Les premiers troupeaux que nous voyons sont ceux de moutons « racka », race d’origine hongroise aux cornes en tire-bouchon et aux longs poils avec lesquels on fait du feutre et des tapis.

Les bovins gris hongrois sont caractérisés par des cornes immenses, ils restent dans les paturages d’avril à octobre où ils sont gardés par les csikos (cow-boys hongrois) accompagnés de leurs chiens réputés pour leur rapidité (puli).

 

Ces cavaliers gardent bien vivante la tradition du spectacle équestre et participe à des concours lors des fêtes organisées durant l’été.
Les csikos de Mata portent tous le même costume ancestral avec chapeau de feutre, bottes et large jupe-culotte de couleur bleue.
Les chevaux sont de race Nonius, très bons chevaux de selle, particulièrement endurants.

 

La figure la plus emblématique est la « puszta cinq », attelage à 5 chevaux au galop, où le cavalier se tient debout sur les deux chevaux placés à l’arrière. Elle nécessite beaucoup d’entrainement.

 


Au claquement du fouet, le cheval dressé se couche sur le côté et reste immobile.
Françoise est bien montée sur un nonius mais elle n’a pas désiré s’essayer à la « puszta cinq » …

 

 

Les porcs à laine (mangalica) sont issus d’une race primitive, les porcelets naissent rayés comme des marcassins.

 

 

Ce site explique les traditions de cette région :http://www.participez.com/reportage.php?id=237 

 

Nous quittons à regrets Mata et la grande plaine avec ce magnifique couché de soleil sur la puszta.

 

Un bac nous fera traverser la rivière Tisza pour arriver à Tokaj dont la réputation de qualité de ses vins n’est plus à faire.

Cette région, inscrite au patrimoine de l’Unesco en 2002, compte 6000 hectares de vignes et de nombreux crus. Le vignoble s’étage sur les collines très ensoleillées du massif du zemplén.

 

Le vin mondialement connu est le Tokaji Aszu. Il est à l’origine de tous les grands vins liquoreux grâce à la découverte du secret du botrytis, cette pourriture noble qui, en asséchant le raisin, concentre les sucres.
L’Aszu est une vendange tardive avec la sélection des grains « botrytisés » déposés dans des hottes calibrées (puttonyos) de 28 à 30 litres.
Ce raisin exprime sous son propre poids un premier jus qui constitue « l’essence de aszu » qui est ajouté au tonneau de vin de 136 litres.
Le chiffre inscrit sur la bouteille va de 3 à 6 et correspond au nombre de puttonyos rajoutés au tonneau, plus le chiffre est élevé, plus le vin est liquoreux et cher. Pour être mis en vente, le vin doit avoir vieilli au moins quatre ans.
Louis XIV appréciait tout particulièrement ce vin et l’avait baptisé : » roi des vins et vin des rois » cette maxime est inscrite en latin sur toutes les bouteilles d’Aszu « vinum regum rex vinorum ».

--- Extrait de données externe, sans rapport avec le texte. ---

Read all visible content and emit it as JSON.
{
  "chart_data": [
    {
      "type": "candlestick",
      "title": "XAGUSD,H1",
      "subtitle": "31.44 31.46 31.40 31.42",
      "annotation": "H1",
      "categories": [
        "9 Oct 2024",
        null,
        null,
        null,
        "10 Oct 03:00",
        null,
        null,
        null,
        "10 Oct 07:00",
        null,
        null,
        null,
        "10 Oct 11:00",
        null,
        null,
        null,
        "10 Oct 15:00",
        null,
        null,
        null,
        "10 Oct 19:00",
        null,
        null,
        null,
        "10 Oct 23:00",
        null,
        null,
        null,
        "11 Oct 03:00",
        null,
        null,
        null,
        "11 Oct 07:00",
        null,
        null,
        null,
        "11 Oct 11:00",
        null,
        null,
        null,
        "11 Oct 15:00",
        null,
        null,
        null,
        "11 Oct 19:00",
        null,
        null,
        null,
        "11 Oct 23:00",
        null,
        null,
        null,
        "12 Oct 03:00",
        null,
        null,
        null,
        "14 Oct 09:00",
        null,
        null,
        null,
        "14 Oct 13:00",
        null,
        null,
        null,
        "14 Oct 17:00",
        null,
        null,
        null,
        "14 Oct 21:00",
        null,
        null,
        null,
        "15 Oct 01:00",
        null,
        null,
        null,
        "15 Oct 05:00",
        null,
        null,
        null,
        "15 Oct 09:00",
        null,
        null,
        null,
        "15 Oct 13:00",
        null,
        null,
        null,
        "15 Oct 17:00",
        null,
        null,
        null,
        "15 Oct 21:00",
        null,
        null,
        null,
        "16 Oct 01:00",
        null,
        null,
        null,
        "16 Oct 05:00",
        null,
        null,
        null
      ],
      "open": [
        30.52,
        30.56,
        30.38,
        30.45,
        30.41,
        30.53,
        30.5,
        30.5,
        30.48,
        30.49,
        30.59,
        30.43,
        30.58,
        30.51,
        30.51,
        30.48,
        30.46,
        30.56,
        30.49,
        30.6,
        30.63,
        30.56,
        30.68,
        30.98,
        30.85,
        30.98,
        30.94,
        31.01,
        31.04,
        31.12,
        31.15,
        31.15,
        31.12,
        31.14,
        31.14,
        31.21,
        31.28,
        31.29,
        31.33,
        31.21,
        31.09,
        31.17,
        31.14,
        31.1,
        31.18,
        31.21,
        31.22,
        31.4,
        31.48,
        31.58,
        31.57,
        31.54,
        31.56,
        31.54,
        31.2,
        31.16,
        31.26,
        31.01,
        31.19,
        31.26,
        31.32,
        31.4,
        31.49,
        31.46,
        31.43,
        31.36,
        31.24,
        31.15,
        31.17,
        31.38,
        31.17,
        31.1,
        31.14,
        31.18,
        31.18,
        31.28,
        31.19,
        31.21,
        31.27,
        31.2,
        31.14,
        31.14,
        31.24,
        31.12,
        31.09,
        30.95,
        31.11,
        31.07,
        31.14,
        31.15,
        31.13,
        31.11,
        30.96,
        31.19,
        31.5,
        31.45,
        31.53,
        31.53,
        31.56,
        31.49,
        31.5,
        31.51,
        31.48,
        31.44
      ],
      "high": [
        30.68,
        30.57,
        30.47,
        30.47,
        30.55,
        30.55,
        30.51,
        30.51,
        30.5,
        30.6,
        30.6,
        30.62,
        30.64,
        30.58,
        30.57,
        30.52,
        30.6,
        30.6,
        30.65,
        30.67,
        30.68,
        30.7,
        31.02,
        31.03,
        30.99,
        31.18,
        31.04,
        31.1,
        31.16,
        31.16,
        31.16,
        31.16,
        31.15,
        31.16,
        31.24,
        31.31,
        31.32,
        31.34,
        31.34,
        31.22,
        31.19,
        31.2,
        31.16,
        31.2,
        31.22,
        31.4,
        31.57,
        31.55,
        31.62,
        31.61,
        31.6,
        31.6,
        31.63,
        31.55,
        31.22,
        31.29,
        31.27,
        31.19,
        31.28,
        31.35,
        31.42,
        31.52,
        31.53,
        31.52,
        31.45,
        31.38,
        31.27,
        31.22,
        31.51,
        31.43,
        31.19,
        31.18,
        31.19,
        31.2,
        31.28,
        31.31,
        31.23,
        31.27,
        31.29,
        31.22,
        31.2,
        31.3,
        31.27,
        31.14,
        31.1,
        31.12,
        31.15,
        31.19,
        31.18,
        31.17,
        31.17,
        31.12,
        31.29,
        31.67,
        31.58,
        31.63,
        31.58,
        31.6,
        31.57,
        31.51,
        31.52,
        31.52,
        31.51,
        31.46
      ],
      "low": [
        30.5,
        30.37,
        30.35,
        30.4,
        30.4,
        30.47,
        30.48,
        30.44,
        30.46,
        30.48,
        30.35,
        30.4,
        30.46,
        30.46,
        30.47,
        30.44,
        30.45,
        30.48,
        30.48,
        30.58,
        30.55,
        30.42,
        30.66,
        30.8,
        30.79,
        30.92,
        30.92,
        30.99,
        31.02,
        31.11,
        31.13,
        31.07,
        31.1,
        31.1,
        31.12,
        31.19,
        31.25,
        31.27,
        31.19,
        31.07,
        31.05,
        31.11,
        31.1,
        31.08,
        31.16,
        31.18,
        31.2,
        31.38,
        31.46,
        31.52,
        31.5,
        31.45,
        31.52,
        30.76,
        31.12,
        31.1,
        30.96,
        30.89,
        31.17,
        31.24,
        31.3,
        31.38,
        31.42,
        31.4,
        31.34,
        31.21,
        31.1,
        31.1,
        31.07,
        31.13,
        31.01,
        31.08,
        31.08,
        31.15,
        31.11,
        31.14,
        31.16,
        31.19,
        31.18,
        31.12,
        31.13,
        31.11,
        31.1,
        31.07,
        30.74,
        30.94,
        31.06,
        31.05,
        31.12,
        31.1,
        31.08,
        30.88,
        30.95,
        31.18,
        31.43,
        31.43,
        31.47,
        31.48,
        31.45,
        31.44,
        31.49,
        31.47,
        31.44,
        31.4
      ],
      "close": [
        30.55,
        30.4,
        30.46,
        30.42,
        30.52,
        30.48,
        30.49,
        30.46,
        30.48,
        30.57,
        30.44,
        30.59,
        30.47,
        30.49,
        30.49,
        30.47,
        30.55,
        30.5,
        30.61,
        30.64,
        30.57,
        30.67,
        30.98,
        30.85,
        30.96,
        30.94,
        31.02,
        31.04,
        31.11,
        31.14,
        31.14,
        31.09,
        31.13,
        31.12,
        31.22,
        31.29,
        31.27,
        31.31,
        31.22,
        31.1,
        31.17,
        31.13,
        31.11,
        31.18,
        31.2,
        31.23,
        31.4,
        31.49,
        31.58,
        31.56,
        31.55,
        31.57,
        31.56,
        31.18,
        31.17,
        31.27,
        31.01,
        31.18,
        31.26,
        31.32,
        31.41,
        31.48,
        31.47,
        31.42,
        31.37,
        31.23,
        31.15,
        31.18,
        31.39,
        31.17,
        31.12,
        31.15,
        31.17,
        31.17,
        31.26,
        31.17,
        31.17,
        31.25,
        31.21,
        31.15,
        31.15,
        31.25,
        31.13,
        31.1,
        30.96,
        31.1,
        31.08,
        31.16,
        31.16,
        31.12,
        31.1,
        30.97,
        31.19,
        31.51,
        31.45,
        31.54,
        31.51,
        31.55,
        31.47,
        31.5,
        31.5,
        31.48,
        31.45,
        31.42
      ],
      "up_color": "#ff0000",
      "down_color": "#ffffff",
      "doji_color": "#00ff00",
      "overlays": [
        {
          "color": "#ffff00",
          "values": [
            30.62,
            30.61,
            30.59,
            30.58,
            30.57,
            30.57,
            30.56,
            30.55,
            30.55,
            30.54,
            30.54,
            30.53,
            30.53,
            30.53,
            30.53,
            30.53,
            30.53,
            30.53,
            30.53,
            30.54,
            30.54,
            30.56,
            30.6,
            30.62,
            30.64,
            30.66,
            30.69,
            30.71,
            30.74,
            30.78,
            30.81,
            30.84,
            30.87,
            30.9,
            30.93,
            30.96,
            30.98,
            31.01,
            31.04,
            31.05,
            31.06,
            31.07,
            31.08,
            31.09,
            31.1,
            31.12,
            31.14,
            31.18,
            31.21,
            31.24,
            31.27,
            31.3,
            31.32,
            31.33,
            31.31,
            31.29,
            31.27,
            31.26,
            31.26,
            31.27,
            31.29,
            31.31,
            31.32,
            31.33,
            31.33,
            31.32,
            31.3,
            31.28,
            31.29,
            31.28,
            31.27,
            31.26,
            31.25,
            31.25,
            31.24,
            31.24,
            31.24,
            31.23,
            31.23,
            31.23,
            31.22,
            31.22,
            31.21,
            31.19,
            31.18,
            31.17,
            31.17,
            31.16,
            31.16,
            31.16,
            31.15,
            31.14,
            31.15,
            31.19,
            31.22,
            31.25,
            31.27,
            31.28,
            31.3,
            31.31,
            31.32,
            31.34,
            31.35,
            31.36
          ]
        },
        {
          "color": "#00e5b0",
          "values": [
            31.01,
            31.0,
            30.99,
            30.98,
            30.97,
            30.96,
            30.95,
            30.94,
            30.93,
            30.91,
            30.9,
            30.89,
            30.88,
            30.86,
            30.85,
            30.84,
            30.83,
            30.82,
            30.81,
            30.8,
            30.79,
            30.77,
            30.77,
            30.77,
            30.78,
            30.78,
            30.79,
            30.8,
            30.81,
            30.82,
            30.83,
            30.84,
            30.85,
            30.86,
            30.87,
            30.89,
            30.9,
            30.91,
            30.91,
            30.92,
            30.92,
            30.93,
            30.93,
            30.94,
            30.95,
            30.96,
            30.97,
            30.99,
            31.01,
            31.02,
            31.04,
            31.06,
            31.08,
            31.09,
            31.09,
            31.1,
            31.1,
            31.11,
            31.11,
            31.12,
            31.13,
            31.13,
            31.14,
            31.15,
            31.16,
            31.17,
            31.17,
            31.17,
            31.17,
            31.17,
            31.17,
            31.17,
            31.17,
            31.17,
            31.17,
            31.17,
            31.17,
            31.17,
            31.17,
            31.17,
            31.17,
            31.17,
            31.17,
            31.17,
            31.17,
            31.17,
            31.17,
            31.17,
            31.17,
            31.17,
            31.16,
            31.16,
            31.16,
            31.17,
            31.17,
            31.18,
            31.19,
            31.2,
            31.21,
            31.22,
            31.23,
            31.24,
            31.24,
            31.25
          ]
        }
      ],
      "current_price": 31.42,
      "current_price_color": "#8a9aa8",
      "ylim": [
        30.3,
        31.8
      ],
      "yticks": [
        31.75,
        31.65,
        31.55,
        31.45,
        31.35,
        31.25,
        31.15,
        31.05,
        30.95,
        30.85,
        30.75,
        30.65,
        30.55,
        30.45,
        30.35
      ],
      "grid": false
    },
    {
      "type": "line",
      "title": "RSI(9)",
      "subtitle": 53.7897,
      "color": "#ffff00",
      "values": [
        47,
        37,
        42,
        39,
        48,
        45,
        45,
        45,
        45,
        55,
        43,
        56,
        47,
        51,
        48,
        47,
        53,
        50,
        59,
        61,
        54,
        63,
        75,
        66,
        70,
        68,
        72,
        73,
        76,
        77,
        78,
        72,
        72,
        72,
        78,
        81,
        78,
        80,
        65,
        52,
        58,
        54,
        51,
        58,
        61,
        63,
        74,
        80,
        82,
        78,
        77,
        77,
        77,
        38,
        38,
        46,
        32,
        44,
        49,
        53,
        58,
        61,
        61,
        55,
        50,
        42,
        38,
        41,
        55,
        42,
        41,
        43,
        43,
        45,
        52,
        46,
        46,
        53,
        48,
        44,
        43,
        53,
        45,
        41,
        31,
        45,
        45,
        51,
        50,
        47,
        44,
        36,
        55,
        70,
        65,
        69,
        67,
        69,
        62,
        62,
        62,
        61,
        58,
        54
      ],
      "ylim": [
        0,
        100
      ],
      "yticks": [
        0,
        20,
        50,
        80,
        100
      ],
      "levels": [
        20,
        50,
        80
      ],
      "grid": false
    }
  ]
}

Charmant petit village où les visiteurs qui se plient au rituel de la dégustation des différents vins éprouvent parfois des difficultés à sortir de la cave !!! Par contre, à la fontaine, ce n’est pas du vin de Tokaj qui coule, comme semblerait l’indiquer la statue bacchanale, mais bien de l’eau. 

 

Malgré l’obstacle de la langue, (le Hongrois est une des langues les plus complexes au monde), nous avons découvert un pays accueillant et riche de traditions.